1 高度かつ複雑な汚染が広域的に生じている地域

(1) 京浜(東京・神奈川)
 この地域のいおう酸化物の最近3年間の汚染傾向をみると、従来、高度に汚染されていた地域のうち汚染の減少が見られる地域もあるが、いまなお汚染が悪化している地域もある。たとえば、第2-1-1表に示すとおり、東京では都心部の都庁前測定点で汚染の減少がみられるが、大田区の糀谷保健所測定点では年々汚染が増加している。しかし、この測定点にけおる昭和45年の汚染度は、東京都の他の測定点と同様に44年に比べてやや減少の傾向を示している。また、この糀谷保健所と比較的に近接している川崎市の大師保健所測定点においては、42年度には年平均値0.10ppmという高濃度汚染が生じ、わが国最高の汚染都市とみられていたが、44年度には0.06ppmにまで改善されている。横浜市においても43年度には、5測定点が環境基準に不適合であったが、44年度にはそれが3測定点となり、汚染の改善がみられるが、同市にある県公害センター測定点のように42、43および44年度の年平均値が0.03、0.03および0.05ppmと増加の傾向を示しつつあるところもある。
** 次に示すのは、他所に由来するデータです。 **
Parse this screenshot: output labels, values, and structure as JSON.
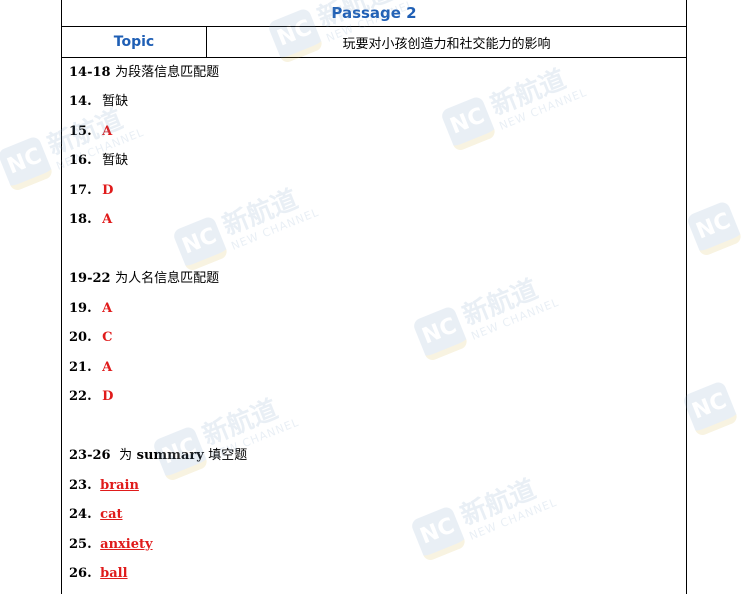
{
  "header": {
    "passage_title": "Passage 2",
    "topic_label": "Topic",
    "topic_value": "玩要对小孩创造力和社交能力的影响"
  },
  "sections": [
    {
      "heading_num": "14-18",
      "heading_text": "为段落信息匹配题",
      "items": [
        {
          "num": "14.",
          "answer": "暂缺",
          "type": "missing"
        },
        {
          "num": "15.",
          "answer": "A",
          "type": "letter"
        },
        {
          "num": "16.",
          "answer": "暂缺",
          "type": "missing"
        },
        {
          "num": "17.",
          "answer": "D",
          "type": "letter"
        },
        {
          "num": "18.",
          "answer": "A",
          "type": "letter"
        }
      ]
    },
    {
      "heading_num": "19-22",
      "heading_text": "为人名信息匹配题",
      "items": [
        {
          "num": "19.",
          "answer": "A",
          "type": "letter"
        },
        {
          "num": "20.",
          "answer": "C",
          "type": "letter"
        },
        {
          "num": "21.",
          "answer": "A",
          "type": "letter"
        },
        {
          "num": "22.",
          "answer": "D",
          "type": "letter"
        }
      ]
    },
    {
      "heading_num": "23-26",
      "heading_text_pre": "为",
      "heading_text_mid": "summary",
      "heading_text_post": "填空题",
      "items": [
        {
          "num": "23.",
          "answer": "brain",
          "type": "word"
        },
        {
          "num": "24.",
          "answer": "cat",
          "type": "word"
        },
        {
          "num": "25.",
          "answer": "anxiety",
          "type": "word"
        },
        {
          "num": "26.",
          "answer": "ball",
          "type": "word"
        }
      ]
    }
  ],
  "watermark": {
    "logo": "NC",
    "cn": "新航道",
    "en": "NEW CHANNEL"
  }
}
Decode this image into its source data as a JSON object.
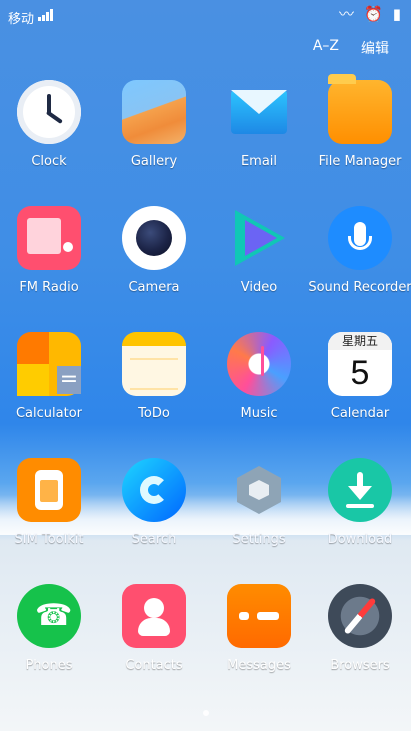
{
  "status_bar": {
    "carrier": "移动",
    "wifi_icon": "wifi-icon",
    "alarm_icon": "alarm-icon",
    "battery_icon": "battery-icon"
  },
  "top_actions": {
    "sort_label": "A–Z",
    "edit_label": "编辑"
  },
  "apps": [
    {
      "label": "Clock",
      "icon": "clock-icon"
    },
    {
      "label": "Gallery",
      "icon": "gallery-icon"
    },
    {
      "label": "Email",
      "icon": "email-icon"
    },
    {
      "label": "File Manager",
      "icon": "file-manager-icon"
    },
    {
      "label": "FM Radio",
      "icon": "fm-radio-icon"
    },
    {
      "label": "Camera",
      "icon": "camera-icon"
    },
    {
      "label": "Video",
      "icon": "video-icon"
    },
    {
      "label": "Sound Recorder",
      "icon": "sound-recorder-icon"
    },
    {
      "label": "Calculator",
      "icon": "calculator-icon"
    },
    {
      "label": "ToDo",
      "icon": "todo-icon"
    },
    {
      "label": "Music",
      "icon": "music-icon"
    },
    {
      "label": "Calendar",
      "icon": "calendar-icon",
      "calendar_header": "星期五",
      "calendar_day": "5"
    },
    {
      "label": "SIM Toolkit",
      "icon": "sim-toolkit-icon"
    },
    {
      "label": "Search",
      "icon": "search-icon"
    },
    {
      "label": "Settings",
      "icon": "settings-icon"
    },
    {
      "label": "Download",
      "icon": "download-icon"
    }
  ],
  "dock": [
    {
      "label": "Phones",
      "icon": "phone-icon"
    },
    {
      "label": "Contacts",
      "icon": "contacts-icon"
    },
    {
      "label": "Messages",
      "icon": "messages-icon"
    },
    {
      "label": "Browsers",
      "icon": "browsers-icon"
    }
  ]
}
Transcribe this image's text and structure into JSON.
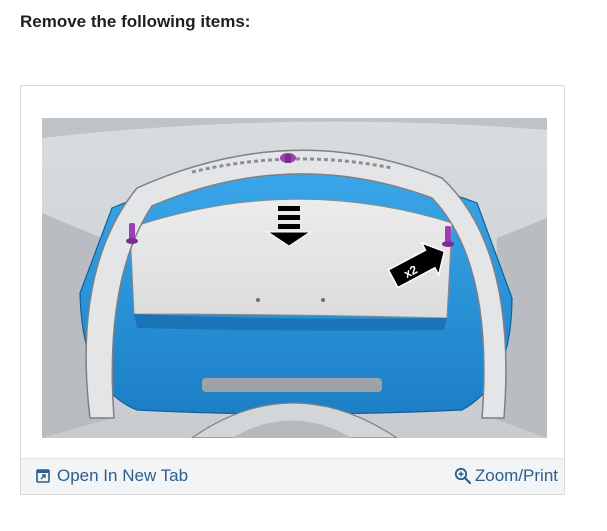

 緊急時の発生日数は東京の糀谷保健所測定点で年間79日、川崎市の大師保健所測定点で30日および横浜市にある県公害センター測定点で19日であった(第2-1-10表参照)。なお、45年の測定結果では、川崎・横浜両市とも横ばいの傾向を示している。
 浮遊ふんじんの濃度は第2-1-11表に示されているように、東京では都庁前、都立衛生研究所(国設大気汚染測定所)および糀谷保健所の3か所、川崎では田島保健所(国設大気汚染測定所)でデジタルふんじん計により常時測定されており、44年の東京の年平均値は180〜370μg/m3の範囲、川崎は44年230μg/m3であった。このほか、厚生省が東京都内の交通ひんぱんな交差点等3地点で、39年から常時測定している結果では第2-1-3図のように41年ごろまでは減少していたが、42年以降になってふたたび増加の傾向を示している。
 降下ばいじん量については、東京では、汚染度は36年には都内平均15.7トン/km
2
/月(デポジットゲージ換算値)であったのを最高にその後減少傾向を示し、43年には12.2トン(測定点24か所)および44年には9.9トン(測定点25か所)となっている。このように比較的大きい粒子の降下ばいじんは減少しつつあるが粒子径の小さい浮遊ふんじん対策が今後の課題である。
 横浜市および川崎市においては、降下ばいじん量は総じて漸減してきていたが、最近は横ばい傾向にある。44年の測定結果を43年と比較すると、横浜はほぼ同じであり、川崎は若干減少してきている。44年の数値を地域別にみると、横浜市の工業地域が15.7トン/km
2
/月、商業・住居地域8.2トン、川崎市の工業地域の田島、大師地区でそれぞれ29.7トン、15.4トン、商業・住居地域の中央・中原地区でそれぞれ10.5トン、6.6トンであった(第2-1-4図第2-1-12表参照)。


(2) 阪神(大阪・尼崎)
 この地域におけるいおう酸化物の傾向をみると、41年度から43年度まで汚染の減少傾向がみられ希望が持たれたが、44年度にはふたたび増加の傾向がみられる。これは、42年度から43年度にかけて重油の消費量が23%も増加し、各企業に低いおう重油使用の指導をすることにより、いおう酸化物の全排出総量をできるだけ低くするための努力がなされたが、それにもかかわらず全排出総量が約8%増加したことによるものであろう。なお、45年度は全般的にみてやや減少を示している。
 第2-1-13表は大阪市内の13測定点における44年度のいおう酸化物の汚染度である。13測定点のすべてが環境基準をこえており、このうち年平均値の最も高いのは国鉄大阪駅に近い大阪タワー測定点の0.095ppm、次に西淀川区の淀中学測定点の0.083ppmであり、最も低いのは旭区の大宮中学測定点の0.050ppmである。
 第2-1-5図は府下250か所で測定された二酸化鉛法によるいおう酸化物濃度であり、淀川下流の大阪市北西部の臨海工業地帯のよごれがひどい。この地域と府県境を接している兵庫県の尼崎市も同様にかなり高い汚染度である。第2-1-14表に示すように、尼崎市内3か所の常時測定点のうち2測定点が環境基準に不適合であり、年平均濃度は、衛生研究所測定点(国設大気汚染測定所)で0.084ppm、域内高校測定点で0.084ppmおよび伝染病棟測定点で0.041ppmであった。最近の傾向としては衛生研究所測定点で42、43、44年度の年平均濃度がそれぞれ0.068、0.083、0.084ppmと若干増加傾向がみられる(第2-1-1表参照)。
 緊急時の発生日数は、大阪の大阪タワー測定点で年93日、尼崎の衛生研究所測定点で80日であった。
 次に、浮遊ふんじんの濃度についてデジタルふんじん計による常時測定の結果をみると、大阪市では一般に減少傾向がみられるが、第2-1-15表に示すように年平均値160〜230μ/m3で程度の汚染である。尼崎市では常時測定のなされている衛生研究所測定点の結果では、43年度平均値132μg/m3、44年度126μg/m3であった。
 降下ばいじん量についてみると、大阪市全域の平均値では、44年度は13.1トン/km
2
/月、尼崎市の平均は14.5トン/km
2
/月であった。第2-1-16表でみられるように大阪市は横ばい、尼崎市は横ばいもしくは若干増加の傾向がみられる。